そして、一番の問題が私の目の前にいらっしゃいます。この方は兄デュークが従騎士として付く騎士の方だと紹介されました。
紹介された私はその方の大きな手を取り、挨拶をします。
「リラシエンシアと申します。ダヴィリーエ様、私を貴方のお嫁さんにしてくださいな」
と、逃さないと言わんばかりに告白をしました。ヴァンフィーネル・ダヴィリーエ。後の第3騎士団長になる男であり、私の最推しであり、最後の最後まで王女メリアングレイスの為に剣を振るった人物です。
この時の私は5歳。ヴァン様20歳のときでした。
5歳の私に告白されたヴァン様は困惑の表情を浮かべて、父に視線を向けています。ヴァン様にとって父は上官であり、私は上官の娘ということになります。きっとこれは父が命じて娘に言わせているのかという確認の視線なのでしょう。しかし、そのお姿も素敵です。
「リラ、こちらに来なさい」
私にヴァン様から手を離して来るように言ったのは、第一夫人のマーガレット様でした。マーガレット様に言われてしまったのであれば、仕方がありません。渋々、ヴァン様から手を離し、マーガレット様の元に向かいます。

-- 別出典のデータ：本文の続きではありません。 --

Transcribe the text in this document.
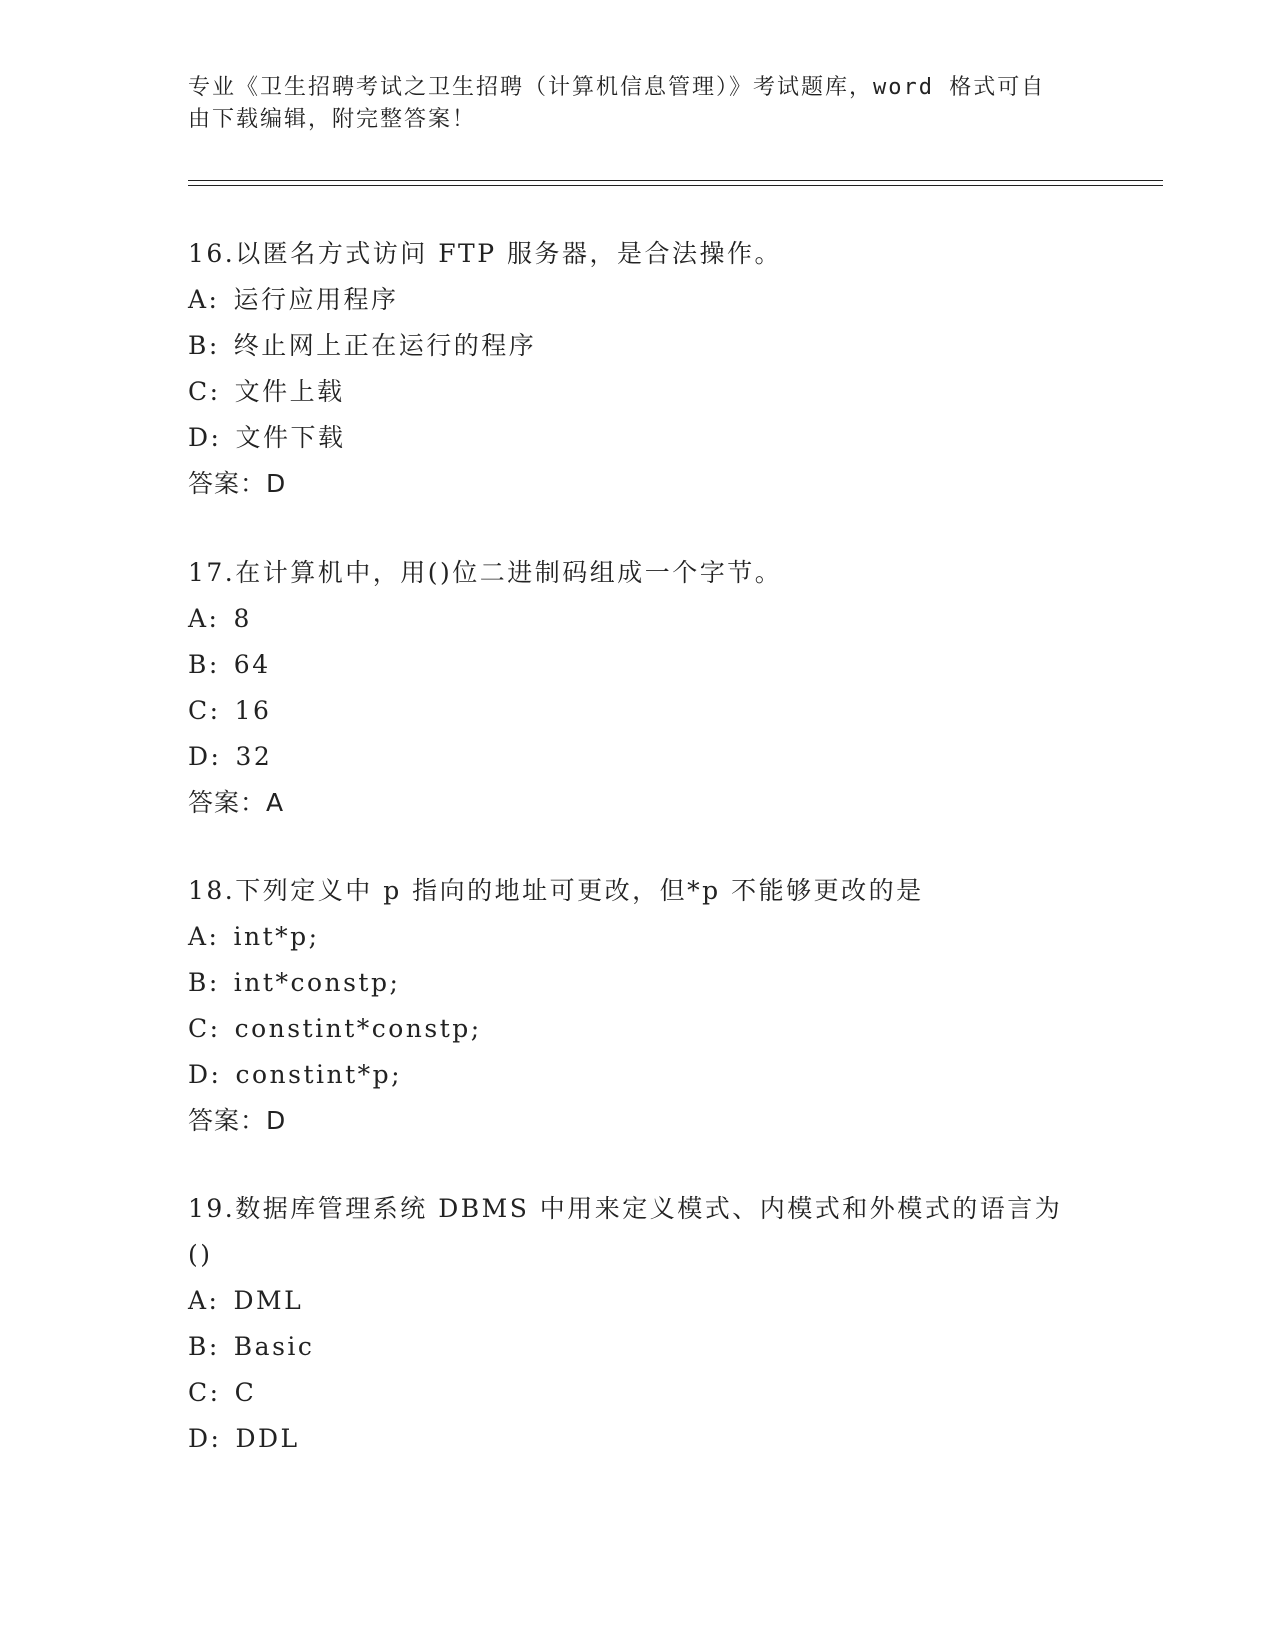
专业《卫生招聘考试之卫生招聘（计算机信息管理）》考试题库，word 格式可自
由下载编辑，附完整答案！
16.以匿名方式访问 FTP 服务器，是合法操作。
A: 运行应用程序
B: 终止网上正在运行的程序
C: 文件上载
D: 文件下载
答案：D
17.在计算机中，用()位二进制码组成一个字节。
A: 8
B: 64
C: 16
D: 32
答案：A
18.下列定义中 p 指向的地址可更改，但*p 不能够更改的是
A: int*p;
B: int*constp;
C: constint*constp;
D: constint*p;
答案：D
19.数据库管理系统 DBMS 中用来定义模式、内模式和外模式的语言为
()
A: DML
B: Basic
C: C
D: DDL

マーガレット様の機嫌を損ねると、母ミランダの立ち場が危うくなりますので、大人しく従います。
父の隣に座っているマーガレット様の側に立ちました。
「リラ。幼いお前だから今回のことは許してあげますが、シュテルクス家の娘は自由に婚姻はできないことを覚えておきなさい」
貴女がこのシュテルクス家に嫁いで来たようにですか?口からポロリと漏れそうになりましたが、そこはグッと我慢します。そこで青い顔をしている母のために。
「でもマーガレットさま」
私が反論しようとすると、マーガレット様はギッと睨んできました。そうやって他者を今まで押さえつけてきたのでしょう。しかし、社会の荒波に揉まれ、人間じゃない扱いされてきた私としては睨まれただけでは怯みません。
「デュークお兄さまがダヴィリーエ様に仕えるということは、お父様とデュークお兄さまの中継ぎとして、ダヴィリーエ様を置かれようと、お父さまはお考えなのではないのですか?ならば、私がダヴィリーエ様に嫁いでも何も問題ないかと」
私の言葉を聞いてマーガレット様はお父様を振り返り見ました。そして、お父様は私の言葉に驚いた表情をしています。

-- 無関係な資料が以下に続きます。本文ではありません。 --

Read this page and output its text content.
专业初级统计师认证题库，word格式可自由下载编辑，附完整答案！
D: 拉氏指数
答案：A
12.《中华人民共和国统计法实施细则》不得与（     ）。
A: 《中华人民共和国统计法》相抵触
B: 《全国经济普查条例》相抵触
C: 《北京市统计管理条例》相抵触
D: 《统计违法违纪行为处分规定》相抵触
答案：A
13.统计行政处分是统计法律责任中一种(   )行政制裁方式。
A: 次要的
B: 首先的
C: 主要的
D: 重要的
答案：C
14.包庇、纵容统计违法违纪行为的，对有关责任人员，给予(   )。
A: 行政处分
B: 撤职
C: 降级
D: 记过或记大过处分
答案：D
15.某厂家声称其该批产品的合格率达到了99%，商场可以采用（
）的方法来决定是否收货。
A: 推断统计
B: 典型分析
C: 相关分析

しかし、驚くことはありませんわ。何故なら私はこの先の未来を知って、ヴァン様が第3騎士団長に成ることを知っているのですから。しかし、ゲームには兄デュークは出て来ませんでしたね。普通なら裏切りの者の兄として出てきそうですが···。
もしかして、リラとのあまりにもの力の差を感じて挫折してしまったのでしょうか。それはありえそうですわ。
「その話は後でいいだろう。今日はデュークの祝の席だ」
あ、面倒なことから父は逃げましたわ。まぁ、いいでしょう。後で父の執務室に突撃してプレゼンをすることにしましょう。そこで睨んでいる兄デュークをこれ以上怒らすのも面倒ですからね。

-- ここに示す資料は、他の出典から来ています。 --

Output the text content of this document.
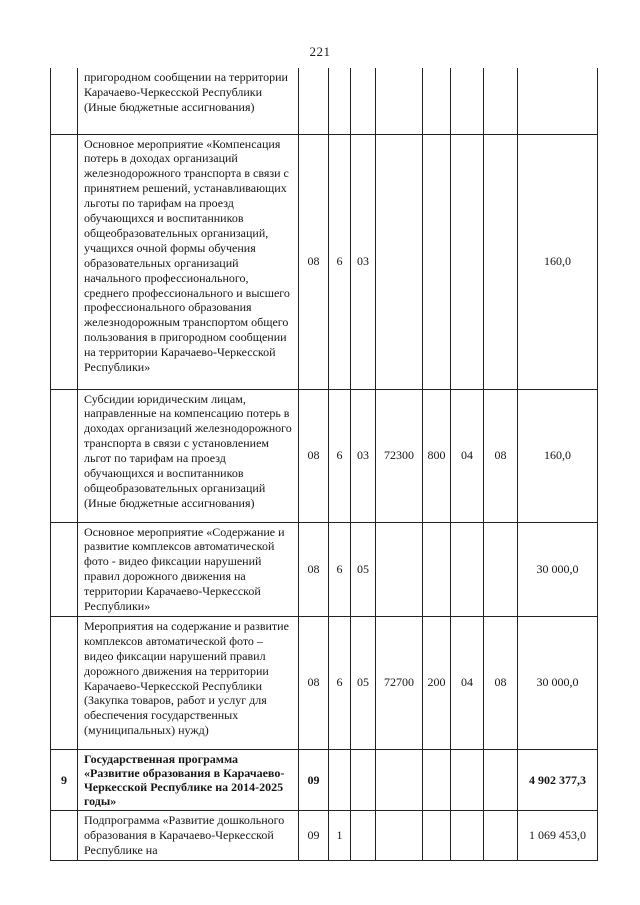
221
	пригородном сообщении на территории Карачаево-Черкесской Республики (Иные бюджетные ассигнования)								
	Основное мероприятие «Компенсация потерь в доходах организаций железнодорожного транспорта в связи с принятием решений, устанавливающих льготы по тарифам на проезд обучающихся и воспитанников общеобразовательных организаций, учащихся очной формы обучения образовательных организаций начального профессионального, среднего профессионального и высшего профессионального образования железнодорожным транспортом общего пользования в пригородном сообщении на территории Карачаево-Черкесской Республики»	08	6	03					160,0
	Субсидии юридическим лицам, направленные на компенсацию потерь в доходах организаций железнодорожного транспорта в связи с установлением льгот по тарифам на проезд обучающихся и воспитанников общеобразовательных организаций (Иные бюджетные ассигнования)	08	6	03	72300	800	04	08	160,0
	Основное мероприятие «Содержание и развитие комплексов автоматической фото - видео фиксации нарушений правил дорожного движения на территории Карачаево-Черкесской Республики»	08	6	05					30 000,0
	Мероприятия на содержание и развитие комплексов автоматической фото – видео фиксации нарушений правил дорожного движения на территории Карачаево-Черкесской Республики (Закупка товаров, работ и услуг для обеспечения государственных (муниципальных) нужд)	08	6	05	72700	200	04	08	30 000,0
9	Государственная программа «Развитие образования в Карачаево-Черкесской Республике на 2014-2025 годы»	09							4 902 377,3
	Подпрограмма «Развитие дошкольного образования в Карачаево-Черкесской Республике на	09	1						1 069 453,0
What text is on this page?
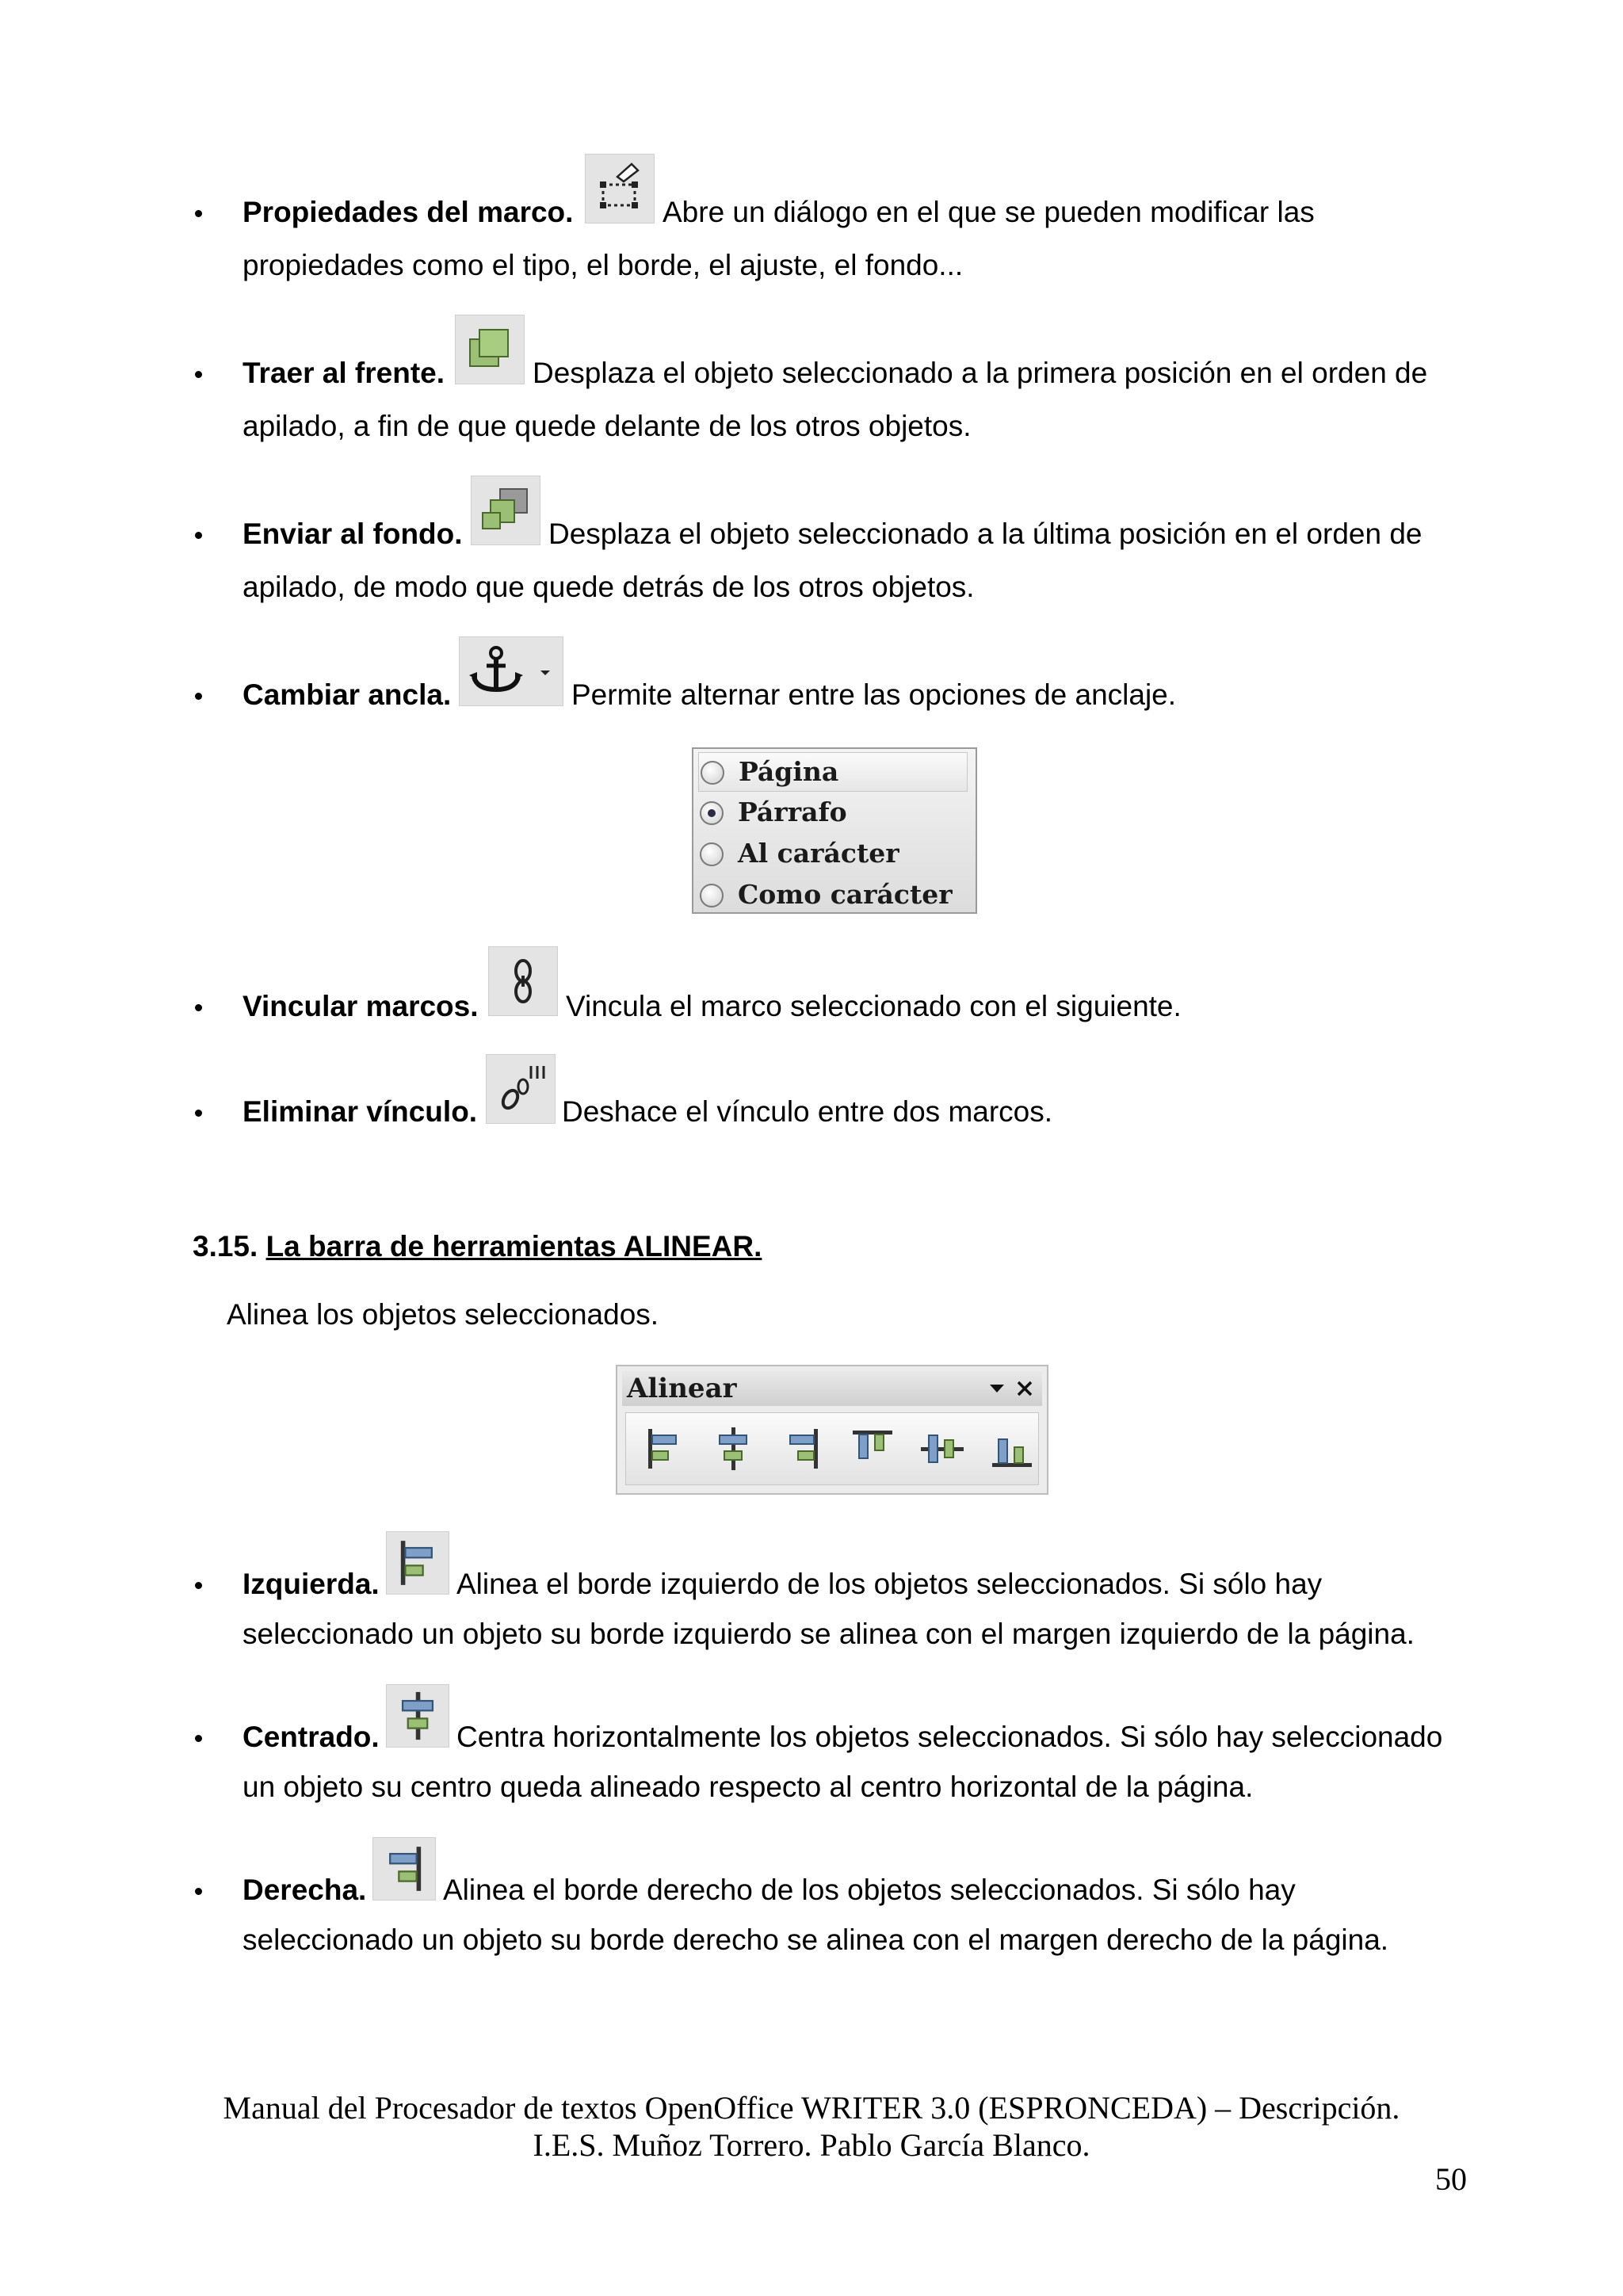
Propiedades del marco.	Abre un diálogo en el que se pueden modificar las
propiedades como el tipo, el borde, el ajuste, el fondo...
Traer al frente.	Desplaza el objeto seleccionado a la primera posición en el orden de
apilado, a fin de que quede delante de los otros objetos.
Enviar al fondo.	Desplaza el objeto seleccionado a la última posición en el orden de
apilado, de modo que quede detrás de los otros objetos.
Cambiar ancla.	Permite alternar entre las opciones de anclaje.
Página
Párrafo
Al carácter
Como carácter
Vincular marcos.	Vincula el marco seleccionado con el siguiente.
Eliminar vínculo.	Deshace el vínculo entre dos marcos.
3.15. La barra de herramientas ALINEAR.
Alinea los objetos seleccionados.
Alinear
Izquierda.	Alinea el borde izquierdo de los objetos seleccionados. Si sólo hay
seleccionado un objeto su borde izquierdo se alinea con el margen izquierdo de la página.
Centrado.	Centra horizontalmente los objetos seleccionados. Si sólo hay seleccionado
un objeto su centro queda alineado respecto al centro horizontal de la página.
Derecha.	Alinea el borde derecho de los objetos seleccionados. Si sólo hay
seleccionado un objeto su borde derecho se alinea con el margen derecho de la página.
Manual del Procesador de textos OpenOffice WRITER 3.0 (ESPRONCEDA) – Descripción.
I.E.S. Muñoz Torrero. Pablo García Blanco.
50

その後は私の発言を無かったことにされて、和やかに時間が過ぎていきましたわ。しかし、私は諦めませんから。父が騎士団の方に戻るまでに捕まえて話をつけなければなりません。
和やかな会食も終わりに差し掛かってきたころ、私は気配を完璧に断って席を立ちます。そして、壁際に控えている父の執事の横に立ち、声をかけました。
「ねぇ、クロード。お願いがあるのだけど」
突然、声を掛けられたことでピクリと身体が動き、動揺をみせましたが、流石執事クロードです。それ以上慌てることはありませんでした。
「どうされましたか?お嬢様。お食事が御口に合いませんでしたか?」
「美味しかったわ。私がここで貴方に話しかけるのは無作法だとわかっているけど、私のお願いを聞いてくれるかしら?」
私は視線を斜め上にし、クロードを見上げます。クロードも顔は正面を向いておりますが、視線だけを私に向けてくれています。
「何でしょうか?次は熊獣の毛皮で作られたぬいぐるみでも所望ですか?」
「クスッ。それもいいのだけど、お父様が騎士団の方に戻ってしまう前に、サインが必要な書類でも山積みにして足止めをしてくれないかしら?」
クロードからすれば、私はぬいぐるみが好きな子供なのですね。間違いではないですが、次は大きなクマのぬいぐるみ欲しいなと思っておりましたので、思わず笑いが込み上げて来てしまいました。
「それはとても困難な事を言われますね。お嬢様。確かにマーガレット様ではなく旦那様のサインが必要な書類は溜まってはきておりますが、旦那様は逃げ足が早うございますから、引き止めるのも一苦労なのですよ」
まぁ、それはお父様が3日に一度の屋敷に戻って来たときに、よく見られる光景ですわ。
「では、私が騎士団に戻ろうとされるお父様に、ぬいぐるみをおねだりしに突撃してもいいかしら?」
「旦那様を止められるのであれば、構わないのではないのでしょうか」
ふふふ、クロードは私ではお父様を止められないと思っているのですね。いいでしょう。この屋敷を取り仕切る執事クロードの許可をもらったのですから、お父様に突撃して私の話を聞いてもらいましょう。
「クロードの許可がでたので、お父様におねだりしてみますわ」
「ご武運を」
あらあら、そんなに大層なことではないと思うけれど?
私は再び私がいた席に戻ります。私が席を外したことにお父様も躾に厳しいマーガレット様も機嫌が良くなった兄デュークも気がついておりません。しかし、ふと視線を感じ視線を向けますと、ヴァン様が私を見つめてくれていました。それだけで、心が踊ってしまいます。私はヴァン様に笑顔を向け、人差し指を立てて口元に持っていきます。
子供のいたずらなので黙ってくださいませ。
すると、視線を外されてしまいました。残念ですわ。
でも、私リラシエンシア・シュテルクスが存在し、推しであるヴァンフィーネル・ダヴィリーエ様がいる。ならば、私は私の覚悟というものを見せましょう。